In a pediatric population, telangiectases at sites not included as “characteristic” by the Curaçao diagnostic criteria were common, a recent study found. Therefore, the Curaçao criteria, in regard to both number and location of telangiectases, may be inadequate in the pediatric hereditary hemorrhagic telangiectasia (HHT) population.
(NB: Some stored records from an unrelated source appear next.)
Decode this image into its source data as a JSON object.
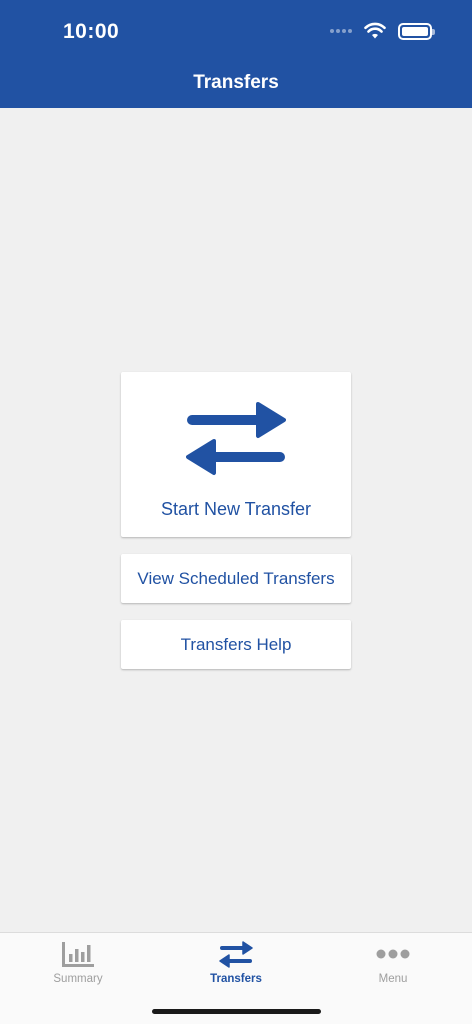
{
  "status_bar": {
    "time": "10:00"
  },
  "header": {
    "title": "Transfers"
  },
  "main": {
    "start_new_transfer": "Start New Transfer",
    "view_scheduled_transfers": "View Scheduled Transfers",
    "transfers_help": "Transfers Help"
  },
  "tabbar": {
    "tabs": [
      {
        "label": "Summary",
        "icon": "bar-chart-icon",
        "active": false
      },
      {
        "label": "Transfers",
        "icon": "transfer-arrows-icon",
        "active": true
      },
      {
        "label": "Menu",
        "icon": "more-dots-icon",
        "active": false
      }
    ]
  },
  "colors": {
    "brand": "#2152a3",
    "background": "#f0f0f0",
    "inactive": "#9e9e9e"
  }
}
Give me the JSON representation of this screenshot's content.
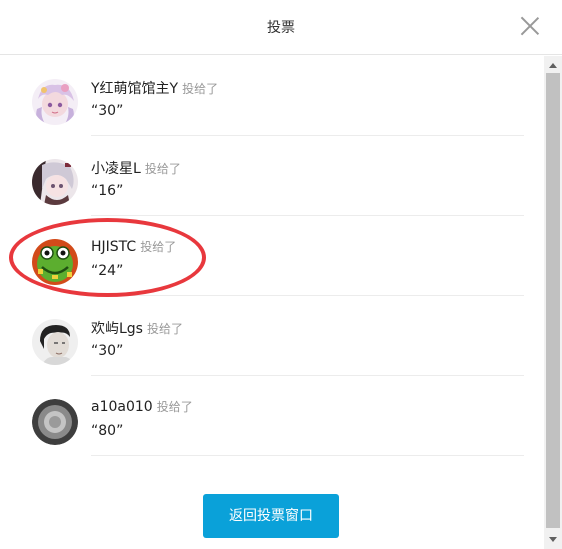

A retrospective chart review using a standardized data collection form for site and number of telangiectases was performed for pediatric patients with HHT (age, 0-18 years) from 2005 to 2016. Researchers found:
- Of 90 pediatric patients with HHT, 71% had ≥1 telangiectases.
- Of all the telangiectases counted (n=319), cutaneous telangiectases were more common (73%) than oral telangiectases (27%).
- The hands were the most frequent site, accounting for 33% of all telangiectases.
- Adolescents were more likely than children to have cutaneous telangiectases (85% vs 50%).
- The most frequent sites in children aged <10 years were the hands excluding the fingers (27%), fingers (25%), and face (23%).
- Only 23% of subjects (21 of 90) presented with multiple (≥3) telangiectases at locations considered characteristic for the current consensus diagnosis guidelines (lips, oral cavity, and fingers).
Gonzalez CD, Cipriano SD, Topham CA, et al. Localization and age distribution of telangiectases in children and adolescents with hereditary hemorrhagic telangiectasia: A retrospective cohort study. [Published online ahead of print February 25, 2019]. J Am Acad Dermatol. doi:10.1016/j.jaad.2018.11.014.